LinkedIn Endorsements
Who do you want to endorse?

First, the skills generated in the skill box are not always the skills specified on the relevant user’s profile. The LinkedIn algorithm often suggests skills that are completely irrelevant. Overnight you can become a perceived expert in something you have no experience in at all. My personal favorites this week were Bash and Python, for which I received 3 endorsements each. I have never, in my life, held a developer/engineer position or written a line of Python!

Second, these questions are far too suggestive. Being offered a name and an associated skill is simply leading the user down a path, and as discussed above, this is often the wrong path. “Who would you recommend for Java?” would be a far better question. The user should at least have to think about the skill set and their connections.  Even better, how about limiting the suggested endorsements to those that you have noted as your own skills? Maybe this wouldn’t be enforced if the user were to go to a connection’s page to endorse, as this requires more effort than a skill box endorsement.

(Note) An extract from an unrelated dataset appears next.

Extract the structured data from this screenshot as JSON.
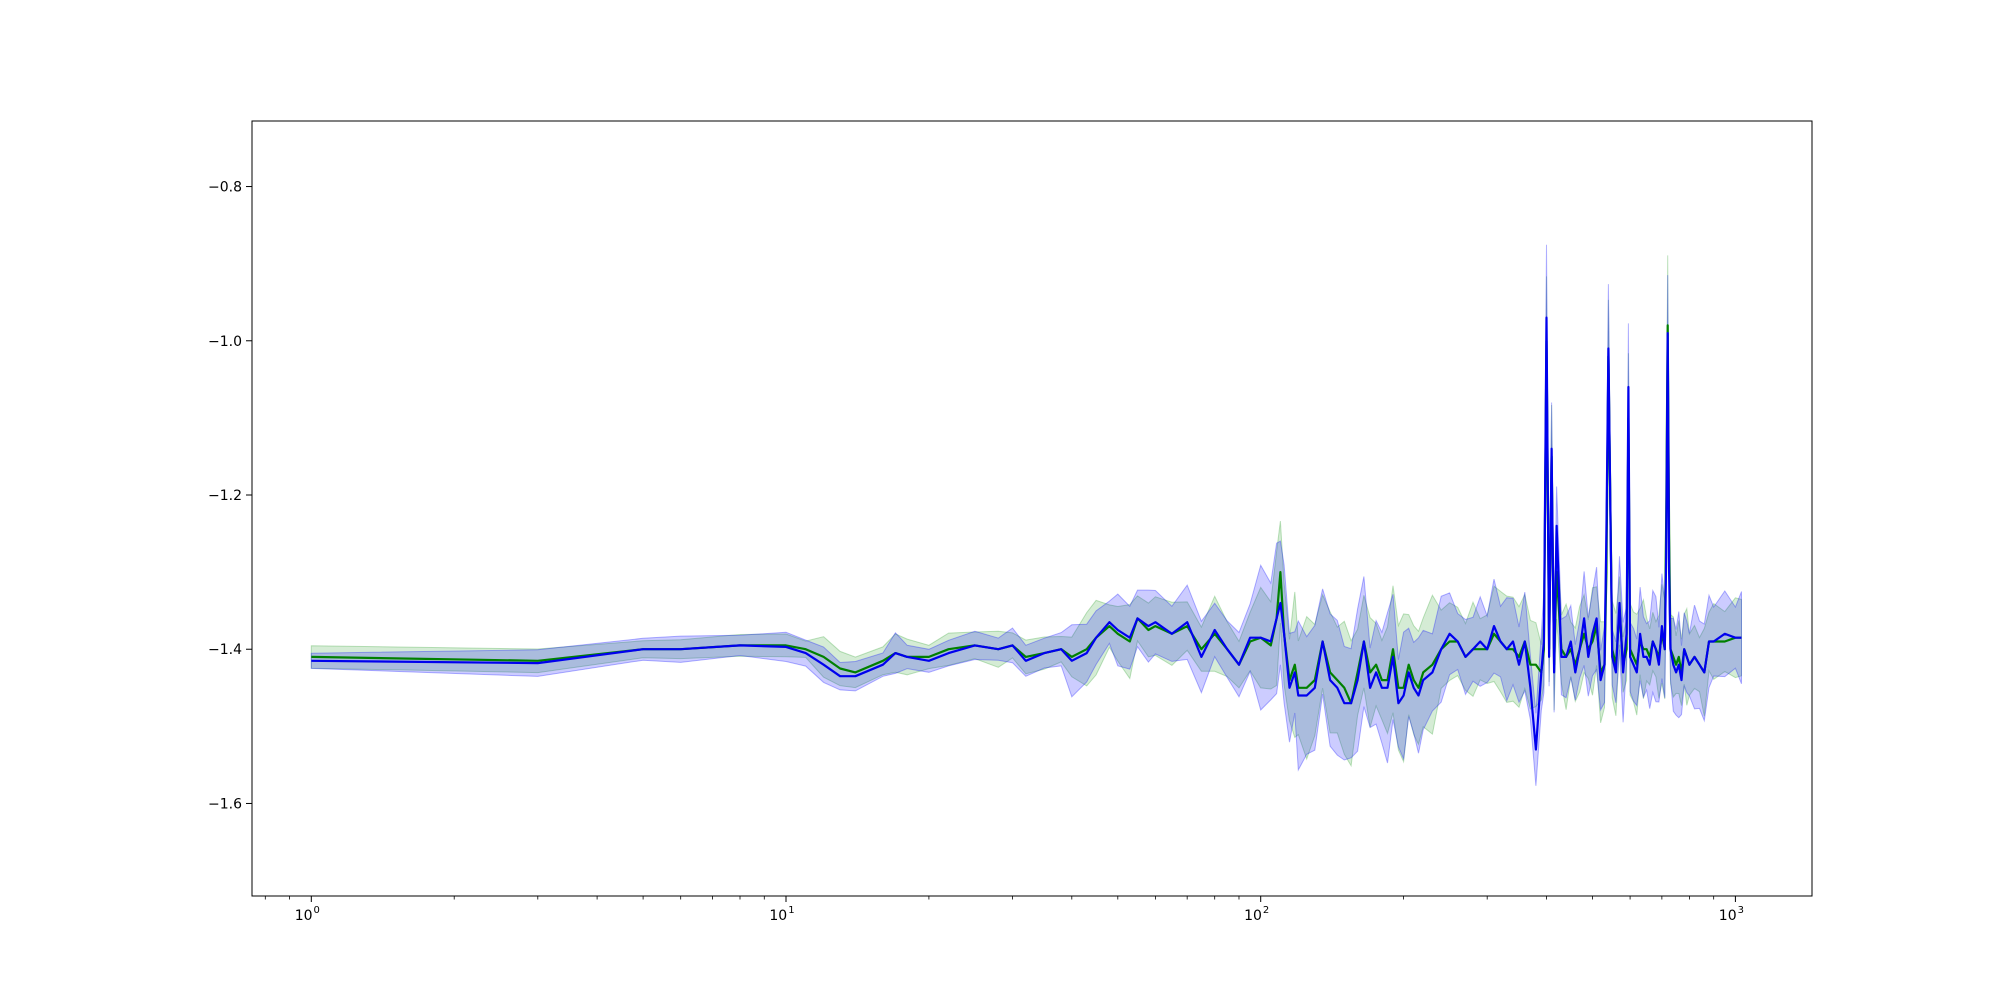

Finally, the interface for the endorsement box just encourages inaccuracies. The most prominent (and highlighted button) is, of course, ‘Endorse all 4’. If you close one recommended endorsement, another appears. If you endorse one connection, another will appear.  If you ‘endorse all 4’, you can do four more! You can endorse 100 connections in your network for a random skill in less than 30 seconds. Now that’s efficiency. I have been told by my anonymous source that if you continue to ‘endorse all 4’ the suggestions do eventually dry up…

Wrap Up

I’ve had quite a lot of fun on LinkedIn this week, adding new connections and endorsing people I know well, a little, and although I must confess to being part of the system I’m complaining about, really not at all.  I’ve had a variety of responses, from thank you emails and return endorsements, to the dreaded no response (disclaimer – I have since deleted all the extra skills that were created and the related endorsements!).

As attractive as it is to have endorsements coming out your ears, with the current approach LinkedIn is taking to try and encourage its use, it is only a matter of time before people will disregard what could be an incredibly useful feature. You can see the inevitable happening already – try it.